The Highwaymen
Year: | 2019 |
Production Co: | Casey Silver Productions |
Director: | John Lee Hancock |
Writer: | John Fusco |
Cast: | Kevin Costner, Woody Harrelson, Kathy Bates, John Carroll Lynch, Thomas Mann, William Sadler |
Strange though it may seem, this movie reminded me of Rogue One: A Star Wars Story. Take the almost-throwaway line from the opening crawl of Star Wars about how a group of spies stole the plans to the Death Star, give it 40 years to gestate in the cultural consciousness that made Star Wars the biggest entertainment property the world's ever seen, and suddenly it's viable to make a whole movie about it.
In the same way, the finale massacre of Bonnie and Clyde in Arthur Penn's 1967 biopic of their exploits has become just as deep seated in movie lore. As many might have long asked themselves, what kind of preparation went into tracking Barrow and Parker down and springing that trap, and who are the men who executed it?
The Highwaymen is the answer. Former Texas Ranger Frank Hamer (Kevin Costner) is convinced back from retirement by his former bosses and partnered up with hard-drinking Maney Gault (Woody Harrelson). Their assignment is to go outside the official system to find and bring down Barrow and Parker with extreme prejudice.
It's going to be fedoras and Tommy guns across the dustbowl flyover states of Depression-era America as the pair combine traditional policing with other methods that circumvent both laws and the feelings of their law enforcement colleagues who have to stay inside the lines a bit more strictly.

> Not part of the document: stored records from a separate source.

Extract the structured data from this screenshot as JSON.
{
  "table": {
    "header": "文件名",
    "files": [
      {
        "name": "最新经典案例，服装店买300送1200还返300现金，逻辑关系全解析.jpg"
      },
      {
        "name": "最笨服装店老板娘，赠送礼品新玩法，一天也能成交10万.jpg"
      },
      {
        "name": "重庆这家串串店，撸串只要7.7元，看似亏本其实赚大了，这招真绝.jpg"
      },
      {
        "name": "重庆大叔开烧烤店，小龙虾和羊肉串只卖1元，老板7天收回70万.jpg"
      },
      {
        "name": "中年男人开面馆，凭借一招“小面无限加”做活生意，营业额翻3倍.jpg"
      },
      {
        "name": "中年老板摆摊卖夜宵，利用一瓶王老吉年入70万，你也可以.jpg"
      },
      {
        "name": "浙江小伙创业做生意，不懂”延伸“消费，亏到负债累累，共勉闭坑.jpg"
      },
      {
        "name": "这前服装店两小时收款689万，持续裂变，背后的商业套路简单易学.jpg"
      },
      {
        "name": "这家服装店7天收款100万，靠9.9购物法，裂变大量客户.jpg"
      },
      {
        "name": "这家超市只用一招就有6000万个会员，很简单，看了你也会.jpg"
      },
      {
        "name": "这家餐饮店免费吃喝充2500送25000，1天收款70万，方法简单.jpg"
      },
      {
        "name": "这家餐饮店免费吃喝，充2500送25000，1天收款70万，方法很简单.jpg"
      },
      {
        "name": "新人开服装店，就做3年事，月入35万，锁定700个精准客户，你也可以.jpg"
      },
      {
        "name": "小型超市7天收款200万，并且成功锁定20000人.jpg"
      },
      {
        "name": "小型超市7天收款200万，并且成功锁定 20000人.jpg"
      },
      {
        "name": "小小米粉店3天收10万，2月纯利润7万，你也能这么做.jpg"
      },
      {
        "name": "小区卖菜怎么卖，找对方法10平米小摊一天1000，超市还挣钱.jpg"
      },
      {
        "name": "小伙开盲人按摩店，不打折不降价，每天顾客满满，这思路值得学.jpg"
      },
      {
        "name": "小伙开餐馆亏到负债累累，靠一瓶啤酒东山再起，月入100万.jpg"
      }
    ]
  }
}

The story is pretty straightforward, and there's enough in it to keep things comfortably in the midpoint between breezy and weighty. There's the firebrand Texan Governor (Kathy Bates) who wants the matter dealt with quickly and quietly lest is wreak political havoc on her popularity, Gault's history of alcoholism and Hamer's refusal to ever let him drive that gives the pair just enough character and interplay and a few more minor subplots and asides to fill it all out.
It's handsomely mounted, dressed and staged and seems to have fairly prestige aspirations. The way it portrays the iconic criminals right throughout the first half (showing only their legs and shoes or whizzing by in cars, their faces always in shadow) seems to be part of a creative statement of intent. This really is the story of the men who tracked Barrow and Parker down, the pair not actually characters but narrative devices to give the heroes their dramatic foil.
But somewhat at odds to the dusty, dramatic sense of history is the tone of a pretty rollicking yarn, especially when you consider the amount of zany humour involved in the dynamic between the leads. Another unlikely comparison I made was of Batman and Robin chasing The Joker and Harley Quinn. As Hamer, Costner is the strong, stoic type with a slightly goofy partner in Harrelson's Robin delivering the odd zinger.
(And who else are DC Comics' clown prince of crime and his girlfriend than barely veiled facsimiles of the famous 1930s duo, whose whole reason for stealing and killing was to rebel and have fun?)
It's no spoiler Hamer and Gault ultimately get their prize, especially if you've seen Penn's definitive telling of the story from Clyde and Parker's perspective, and the sequence is just different enough from the 1967 film to stand on its own – though it does invite another eyebrow-raising Star Wars comparison about who shot first.
After that there's a fairly tacked-on coda about fame for its own sake and how misguided hero worship is in society, one that seems to be wagging its finger more at us today than anyone back then. But aside from the late proselytising, it's a chase thriller with enough drama and character to make you care.